Yesterday my former professor of French, just retired from 40 years of teaching, was granted an honorary degree in a ceremony at Reed College. I was asked to contribute a few words.
Is it true there was a time when teenagers read current issues of academic journals like they were the latest fanzines? That they looked on contributors to Diacritics and Yale French Studies with feelings usually reserved for rock stars? If I remember these things right, then Bill Ray was a celebrity, a man whose books and essays rubbed shoulders with works of the cosmopolitan intellectual elite. It was Reed College in the mid-1980’s; Michel Foucault, Jacques Derrida and Paul de Man were distant idols, but Bill Ray walked among us, sporting light blue jeans with an oversize western belt buckle and a tan jacket whose physical composition – leather or naugahyde? – is still a topic of debate among his former students.

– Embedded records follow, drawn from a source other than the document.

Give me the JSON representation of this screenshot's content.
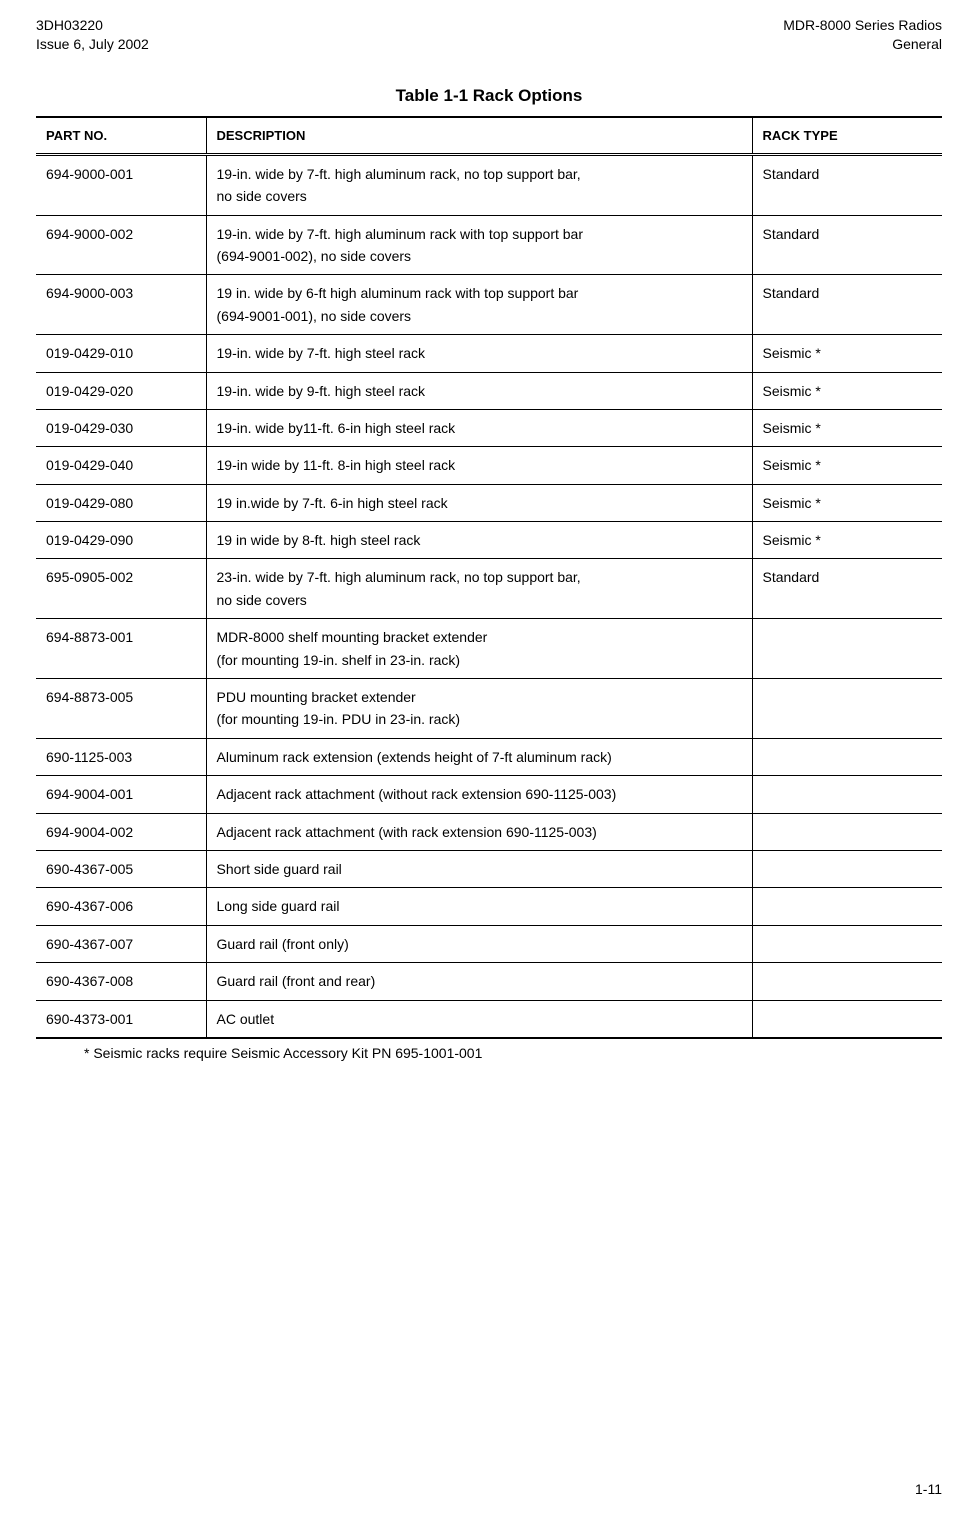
{
  "header": {
    "doc_id": "3DH03220",
    "issue": "Issue 6, July 2002",
    "product": "MDR-8000 Series Radios",
    "section": "General"
  },
  "table": {
    "caption": "Table 1-1  Rack Options",
    "columns": {
      "part_no": "PART NO.",
      "description": "DESCRIPTION",
      "rack_type": "RACK TYPE"
    },
    "rows": [
      {
        "part_no": "694-9000-001",
        "description": "19-in. wide by 7-ft. high aluminum rack, no top support bar,\nno side covers",
        "rack_type": "Standard"
      },
      {
        "part_no": "694-9000-002",
        "description": "19-in. wide by 7-ft. high aluminum rack with top support bar\n(694-9001-002), no side covers",
        "rack_type": "Standard"
      },
      {
        "part_no": "694-9000-003",
        "description": "19 in. wide by 6-ft high aluminum rack with top support bar\n(694-9001-001), no side covers",
        "rack_type": "Standard"
      },
      {
        "part_no": "019-0429-010",
        "description": "19-in. wide by 7-ft. high steel rack",
        "rack_type": "Seismic *"
      },
      {
        "part_no": "019-0429-020",
        "description": "19-in. wide by 9-ft. high steel rack",
        "rack_type": "Seismic *"
      },
      {
        "part_no": "019-0429-030",
        "description": "19-in. wide by11-ft. 6-in high steel rack",
        "rack_type": "Seismic *"
      },
      {
        "part_no": "019-0429-040",
        "description": "19-in wide by 11-ft. 8-in high steel rack",
        "rack_type": "Seismic *"
      },
      {
        "part_no": "019-0429-080",
        "description": "19 in.wide by 7-ft. 6-in high steel rack",
        "rack_type": "Seismic *"
      },
      {
        "part_no": "019-0429-090",
        "description": "19 in wide by 8-ft. high steel rack",
        "rack_type": "Seismic *"
      },
      {
        "part_no": "695-0905-002",
        "description": "23-in. wide by 7-ft. high aluminum rack, no top support bar,\nno side covers",
        "rack_type": "Standard"
      },
      {
        "part_no": "694-8873-001",
        "description": "MDR-8000 shelf mounting bracket extender\n(for mounting 19-in. shelf in 23-in. rack)",
        "rack_type": ""
      },
      {
        "part_no": "694-8873-005",
        "description": "PDU mounting bracket extender\n(for mounting 19-in. PDU in 23-in. rack)",
        "rack_type": ""
      },
      {
        "part_no": "690-1125-003",
        "description": "Aluminum rack extension (extends height of 7-ft aluminum rack)",
        "rack_type": ""
      },
      {
        "part_no": "694-9004-001",
        "description": "Adjacent rack attachment (without rack extension 690-1125-003)",
        "rack_type": ""
      },
      {
        "part_no": "694-9004-002",
        "description": "Adjacent rack attachment (with rack extension 690-1125-003)",
        "rack_type": ""
      },
      {
        "part_no": "690-4367-005",
        "description": "Short side guard rail",
        "rack_type": ""
      },
      {
        "part_no": "690-4367-006",
        "description": "Long side guard rail",
        "rack_type": ""
      },
      {
        "part_no": "690-4367-007",
        "description": "Guard rail (front only)",
        "rack_type": ""
      },
      {
        "part_no": "690-4367-008",
        "description": "Guard rail (front and rear)",
        "rack_type": ""
      },
      {
        "part_no": "690-4373-001",
        "description": "AC outlet",
        "rack_type": ""
      }
    ]
  },
  "footnote": "* Seismic racks require Seismic Accessory Kit PN 695-1001-001",
  "page_number": "1-11"
}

Bill Ray ran classes that crackled with ideas. He read passages from literary works and dazzled us with surprising, multilayered interpretations. We in turn tried to guess what lay behind his signature wry humor and generally failed. Once I was the target of a particularly significant object lesson in class. At issue was none other than the queen of literary tropes, irony, whose definition called for a striking example. Bill Ray improvised for the occasion. He glanced at my feet under the table, aimed his eyes straight at me, and, with inscrutable affect, spoke the phrase: “Nice socks.” Ironically – or not? – the socks in question might have hailed from Paris, where I spent my junior year, and where I’ve been many times since leaving Reed, under Bill Ray’s lasting influence.
Harder to gauge is the impact made on those of us who met with him to discuss paper topics or senior theses. The way to his office was through the library and involved an anomalous procession; at the end of a dim row of stacks a door opened directly onto a hallway of modern offices with bright windows. Once in the office you were confronted with an enigmatic poster. If your eyes wandered up the wall behind Bill Ray’s desk you were met with the arresting picture of a kitten dangling from a string, emblazoned with the caption, “Hang in there, baby!” This was the message I tried to decipher while discussing with Professor Ray the narrative innovations of Nathalie Sarraute, Marguerite Duras and Alain Robbe-Grillet, notions of reflexivity, intertextuality and mise en abyme, as well as Barthesian poststructuralist poetics, problems I took with me to graduate school. I was pleased when, in my first year of study, one of my professors specifically recommended Bill Ray’s Literary Meaning to his students. He had brought his own copy of the book to class. The cover shows a writer at his desk, lost in reflection. Staring at the familiar image, my eye couldn’t help drifting up beyond his head, looking for something among that wall of books.